The three women in this talk are represented by three different types of archival source material. Kate’s story can be found as a brief mention in an Annisquam church books while Violet is described in a nineteenth century Supreme Court Justice’s reminiscence, both of which need to be considered based on the information and perspectives that are and are not included. Nancy Gardner Prince, born in 1799, published her own account of her family’s fraught history in Gloucester and her life as an abolitionist. Breen shows how local sources add to Prince’s powerful account to give us a better understanding of Prince herself and of the legacies of slavery on Cape Ann.
About the Speakers
In the course of finding and interpreting evidence of African-descended individuals on Cape Ann, Lise Breen has identified Gloucester slave ship captains and investors, kidnappers and enslavers. Her essay, “Hidden City: Slavery and Gloucester’s Quadricentennial,” is published in Gloucester Encounters: Essays on the Cultural History of the City 1623-2023. Gloucester Cultural Initiative. Martin Ray, editor.

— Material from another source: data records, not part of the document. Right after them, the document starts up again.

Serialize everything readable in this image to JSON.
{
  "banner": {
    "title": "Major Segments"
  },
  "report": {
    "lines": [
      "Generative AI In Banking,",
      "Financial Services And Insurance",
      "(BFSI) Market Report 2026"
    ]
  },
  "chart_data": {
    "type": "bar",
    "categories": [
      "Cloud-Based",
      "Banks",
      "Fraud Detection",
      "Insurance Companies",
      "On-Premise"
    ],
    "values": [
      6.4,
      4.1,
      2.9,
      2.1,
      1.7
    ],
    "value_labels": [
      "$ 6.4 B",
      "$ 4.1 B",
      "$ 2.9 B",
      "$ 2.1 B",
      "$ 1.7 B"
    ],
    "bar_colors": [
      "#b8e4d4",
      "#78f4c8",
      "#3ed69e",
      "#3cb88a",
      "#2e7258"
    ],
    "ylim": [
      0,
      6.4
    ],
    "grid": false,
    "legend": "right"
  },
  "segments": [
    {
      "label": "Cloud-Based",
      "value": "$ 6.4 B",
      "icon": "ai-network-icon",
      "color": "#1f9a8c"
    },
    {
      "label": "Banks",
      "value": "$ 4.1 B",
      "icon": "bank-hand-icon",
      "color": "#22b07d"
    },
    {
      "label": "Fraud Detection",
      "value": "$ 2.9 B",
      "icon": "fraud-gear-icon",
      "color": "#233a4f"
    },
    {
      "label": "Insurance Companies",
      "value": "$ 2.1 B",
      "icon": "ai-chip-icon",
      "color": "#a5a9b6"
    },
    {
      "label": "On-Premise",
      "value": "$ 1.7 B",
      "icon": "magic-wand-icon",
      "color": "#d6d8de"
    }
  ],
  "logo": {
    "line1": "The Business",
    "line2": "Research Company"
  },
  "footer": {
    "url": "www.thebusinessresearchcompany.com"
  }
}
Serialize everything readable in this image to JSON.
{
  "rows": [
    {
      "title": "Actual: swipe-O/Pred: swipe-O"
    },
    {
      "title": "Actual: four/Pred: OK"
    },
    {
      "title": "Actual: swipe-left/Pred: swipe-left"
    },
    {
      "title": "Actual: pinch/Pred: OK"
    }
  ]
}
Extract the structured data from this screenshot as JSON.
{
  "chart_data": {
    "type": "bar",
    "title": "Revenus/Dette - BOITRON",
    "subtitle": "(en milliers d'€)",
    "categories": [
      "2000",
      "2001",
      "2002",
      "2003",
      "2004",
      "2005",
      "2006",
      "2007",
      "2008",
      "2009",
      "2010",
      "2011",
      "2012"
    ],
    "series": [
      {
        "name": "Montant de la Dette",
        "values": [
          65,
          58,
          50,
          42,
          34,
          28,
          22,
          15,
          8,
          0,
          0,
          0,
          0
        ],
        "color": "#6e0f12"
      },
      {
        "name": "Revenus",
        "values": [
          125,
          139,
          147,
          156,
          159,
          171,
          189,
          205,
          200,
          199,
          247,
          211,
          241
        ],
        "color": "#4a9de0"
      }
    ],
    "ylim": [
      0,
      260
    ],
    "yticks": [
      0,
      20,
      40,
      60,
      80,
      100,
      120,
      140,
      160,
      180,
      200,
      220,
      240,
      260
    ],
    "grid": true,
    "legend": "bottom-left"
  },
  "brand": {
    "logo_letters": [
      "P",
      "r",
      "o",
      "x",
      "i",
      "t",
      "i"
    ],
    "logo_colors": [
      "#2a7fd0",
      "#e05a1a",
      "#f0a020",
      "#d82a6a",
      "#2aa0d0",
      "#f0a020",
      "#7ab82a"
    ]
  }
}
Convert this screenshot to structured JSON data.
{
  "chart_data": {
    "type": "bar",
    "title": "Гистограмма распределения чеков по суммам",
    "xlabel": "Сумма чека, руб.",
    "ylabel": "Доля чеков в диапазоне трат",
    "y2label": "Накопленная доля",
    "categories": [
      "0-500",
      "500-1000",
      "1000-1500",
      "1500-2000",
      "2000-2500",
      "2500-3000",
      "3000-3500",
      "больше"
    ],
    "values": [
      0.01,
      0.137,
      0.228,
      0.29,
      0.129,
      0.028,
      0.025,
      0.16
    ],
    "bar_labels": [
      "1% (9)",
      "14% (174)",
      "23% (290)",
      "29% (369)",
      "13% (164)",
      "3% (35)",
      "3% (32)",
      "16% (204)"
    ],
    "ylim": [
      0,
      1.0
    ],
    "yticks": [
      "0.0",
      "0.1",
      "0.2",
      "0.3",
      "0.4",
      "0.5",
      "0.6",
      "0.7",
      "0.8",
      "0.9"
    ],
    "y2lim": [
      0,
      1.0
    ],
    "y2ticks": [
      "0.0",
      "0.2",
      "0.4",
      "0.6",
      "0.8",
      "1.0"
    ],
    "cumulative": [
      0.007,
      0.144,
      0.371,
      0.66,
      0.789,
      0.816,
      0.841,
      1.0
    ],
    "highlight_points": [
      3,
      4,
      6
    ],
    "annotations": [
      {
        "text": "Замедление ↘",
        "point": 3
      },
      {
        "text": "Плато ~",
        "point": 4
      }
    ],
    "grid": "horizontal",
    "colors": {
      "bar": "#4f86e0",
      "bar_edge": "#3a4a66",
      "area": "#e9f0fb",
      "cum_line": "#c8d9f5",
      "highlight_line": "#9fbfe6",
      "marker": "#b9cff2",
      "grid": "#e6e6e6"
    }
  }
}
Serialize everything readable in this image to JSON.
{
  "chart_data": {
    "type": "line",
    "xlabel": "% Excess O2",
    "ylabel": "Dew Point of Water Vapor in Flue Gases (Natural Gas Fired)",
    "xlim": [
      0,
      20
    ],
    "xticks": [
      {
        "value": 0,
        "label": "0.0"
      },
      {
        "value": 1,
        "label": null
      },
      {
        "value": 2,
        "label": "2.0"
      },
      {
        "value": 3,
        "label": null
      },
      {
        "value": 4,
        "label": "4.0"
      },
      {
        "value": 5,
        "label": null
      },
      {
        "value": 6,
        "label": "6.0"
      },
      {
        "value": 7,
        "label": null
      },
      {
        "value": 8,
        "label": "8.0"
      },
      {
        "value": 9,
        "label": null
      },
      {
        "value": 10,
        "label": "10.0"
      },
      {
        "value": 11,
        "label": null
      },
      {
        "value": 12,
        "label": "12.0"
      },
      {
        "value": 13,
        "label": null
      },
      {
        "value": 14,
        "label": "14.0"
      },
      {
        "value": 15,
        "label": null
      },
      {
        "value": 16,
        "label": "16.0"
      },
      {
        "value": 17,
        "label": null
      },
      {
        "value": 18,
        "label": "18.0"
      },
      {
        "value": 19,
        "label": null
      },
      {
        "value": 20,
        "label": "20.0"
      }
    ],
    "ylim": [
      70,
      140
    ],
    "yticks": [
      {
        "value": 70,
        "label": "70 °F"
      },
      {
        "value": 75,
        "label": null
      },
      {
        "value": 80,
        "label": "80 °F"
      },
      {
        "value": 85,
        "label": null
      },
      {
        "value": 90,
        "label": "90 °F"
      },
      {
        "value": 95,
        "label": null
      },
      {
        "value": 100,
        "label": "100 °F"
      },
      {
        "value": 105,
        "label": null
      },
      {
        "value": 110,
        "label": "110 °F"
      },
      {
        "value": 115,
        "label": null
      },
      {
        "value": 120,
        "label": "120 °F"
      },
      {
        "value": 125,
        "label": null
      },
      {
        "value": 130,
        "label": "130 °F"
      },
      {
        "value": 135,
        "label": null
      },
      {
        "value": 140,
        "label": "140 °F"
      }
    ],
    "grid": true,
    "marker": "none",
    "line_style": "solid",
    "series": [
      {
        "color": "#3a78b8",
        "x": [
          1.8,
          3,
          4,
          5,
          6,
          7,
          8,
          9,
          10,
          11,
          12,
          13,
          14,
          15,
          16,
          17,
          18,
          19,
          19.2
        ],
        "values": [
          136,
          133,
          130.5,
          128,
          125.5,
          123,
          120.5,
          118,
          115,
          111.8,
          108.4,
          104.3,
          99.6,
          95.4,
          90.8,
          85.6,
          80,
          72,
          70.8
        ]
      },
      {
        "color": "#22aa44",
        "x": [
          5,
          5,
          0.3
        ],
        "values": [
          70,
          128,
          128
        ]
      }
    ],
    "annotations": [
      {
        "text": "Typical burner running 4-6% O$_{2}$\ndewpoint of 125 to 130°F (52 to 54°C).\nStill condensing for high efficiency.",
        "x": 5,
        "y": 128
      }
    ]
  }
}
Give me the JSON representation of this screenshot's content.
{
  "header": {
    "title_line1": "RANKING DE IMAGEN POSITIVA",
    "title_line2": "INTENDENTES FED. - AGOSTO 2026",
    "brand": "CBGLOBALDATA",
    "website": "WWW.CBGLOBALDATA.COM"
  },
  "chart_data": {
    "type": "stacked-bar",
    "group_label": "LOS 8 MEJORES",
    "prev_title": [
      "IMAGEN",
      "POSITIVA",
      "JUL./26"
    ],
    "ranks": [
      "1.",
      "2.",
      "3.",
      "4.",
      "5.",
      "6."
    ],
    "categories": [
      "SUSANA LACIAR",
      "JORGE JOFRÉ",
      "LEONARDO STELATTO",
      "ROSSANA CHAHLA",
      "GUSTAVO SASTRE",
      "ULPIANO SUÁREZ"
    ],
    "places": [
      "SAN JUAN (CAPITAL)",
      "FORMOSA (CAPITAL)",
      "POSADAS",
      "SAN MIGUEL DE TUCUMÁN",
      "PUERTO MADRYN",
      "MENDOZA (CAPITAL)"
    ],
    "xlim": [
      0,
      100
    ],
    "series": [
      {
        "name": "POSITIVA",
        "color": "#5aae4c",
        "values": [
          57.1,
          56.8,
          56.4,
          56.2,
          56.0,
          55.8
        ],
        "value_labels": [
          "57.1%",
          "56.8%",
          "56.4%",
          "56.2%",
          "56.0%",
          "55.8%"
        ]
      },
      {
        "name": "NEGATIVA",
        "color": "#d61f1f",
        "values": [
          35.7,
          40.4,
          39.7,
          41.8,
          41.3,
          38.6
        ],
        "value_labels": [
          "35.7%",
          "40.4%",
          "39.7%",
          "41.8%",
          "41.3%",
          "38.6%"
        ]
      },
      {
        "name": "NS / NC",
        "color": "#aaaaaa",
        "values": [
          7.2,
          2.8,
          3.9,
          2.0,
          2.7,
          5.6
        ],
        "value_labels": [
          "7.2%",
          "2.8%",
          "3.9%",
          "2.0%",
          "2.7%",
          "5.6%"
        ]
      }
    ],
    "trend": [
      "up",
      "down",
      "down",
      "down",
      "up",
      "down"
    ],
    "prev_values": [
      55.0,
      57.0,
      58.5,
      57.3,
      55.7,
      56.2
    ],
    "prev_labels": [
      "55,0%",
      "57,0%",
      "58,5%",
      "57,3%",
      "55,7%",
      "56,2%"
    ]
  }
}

Kabria Baumgartner researches and writes about the hidden, forgotten, and erased lived experiences of African-descended people in New England. She is the Dean’s Associate Professor of History and Africana Studies at Northeastern University where she also serves as Associate Director of Public History. Her recent book, In Pursuit of Knowledge: Black Women and Educational Activism in Antebellum America, tells the story of young Black women who fought for their educational rights. She co-curated and co-wrote an historical exhibit on the youth-led equal school rights movement, “Let None Be Excluded: The Origins of Equal School Rights in Salem,” now on view at the Peabody Essex Museum in Salem, Massachusetts.